Na semana passada nossa menininha entrou no mundo dos sólidos, paralelamente nosso menino começou a fazer birra para comer. Mais uma etapa se inicia, pensei. O interessante foi que necessitei uns três dias de manha para entender o que estava acontecendo, para perceber a relação entre um evento e outro e reagir. Resumindo, depois de mais de um ano de haver conquistado a independência de comer sozinho, novamente comecei a dar comida na boca, rezando, claro, para que essa fase passasse logo. E passou, dois dias depois, o irmão mais velho voltou e a hora de comer ganhou um ar mais animado, pois ele se diverte com a bagunça que a irmã faz ao comer.
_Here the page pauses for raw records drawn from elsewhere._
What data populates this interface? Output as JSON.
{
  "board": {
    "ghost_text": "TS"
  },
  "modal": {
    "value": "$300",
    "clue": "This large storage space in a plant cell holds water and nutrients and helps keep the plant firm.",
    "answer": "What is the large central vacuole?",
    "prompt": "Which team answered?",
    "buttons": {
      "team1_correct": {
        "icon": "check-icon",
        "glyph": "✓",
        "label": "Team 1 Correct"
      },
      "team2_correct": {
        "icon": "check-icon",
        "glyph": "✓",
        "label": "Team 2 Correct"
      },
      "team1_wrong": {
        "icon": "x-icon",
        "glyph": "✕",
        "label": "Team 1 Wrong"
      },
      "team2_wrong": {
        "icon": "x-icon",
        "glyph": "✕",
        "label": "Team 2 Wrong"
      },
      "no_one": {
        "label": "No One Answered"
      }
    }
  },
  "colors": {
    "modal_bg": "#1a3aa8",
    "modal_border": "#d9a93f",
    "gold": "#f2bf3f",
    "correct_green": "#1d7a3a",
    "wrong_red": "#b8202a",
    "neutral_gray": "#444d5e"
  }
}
E assim temos tecido nossa vida a oito mãos, há pontos mais apertados, outros mais folgados, há fases de linha reta e outras cheia de bordados, algumas linhas são coloridas, outras em preto e branco, mas em todo nosso trabalho temos percebido que não há diferença entre a reação de uma criança típica que recebe um irmão ou irmã e uma criança com SD, a diferença muitas vezes está na forma como muitas vezes superprotegemos um filho com deficiência, acreditando erroneamente que ela não saberá lidar emocionalmente com a situação. Amar, compreender, esperar e acreditar, esse tem sido nosso mote para seguir adiante e felizmente até agora temos obtido resultados positivos.

 

O Tempo

A vida é o dever que nós trouxemos para fazer em casa.
Quando se vê, já são seis horas!
Quando se vê, já é sexta-feira!
Quando se vê, já é natal…
Quando se vê, já terminou o ano…
Quando se vê perdemos o amor da nossa vida.
Quando se vê passaram 50 anos!
Agora é tarde demais para ser reprovado…
Se me fosse dado um dia, outra oportunidade, eu nem olhava o relógio.
Seguiria sempre em frente e iria jogando pelo caminho a casca dourada e inútil das horas…
Seguraria o amor que está a minha frente e diria que eu o amo…
E tem mais: não deixe de fazer algo de que gosta devido à falta de tempo.
Não deixe de ter pessoas ao seu lado por puro medo de ser feliz.
A única falta que terá será a desse tempo que, infelizmente, nunca mais voltará.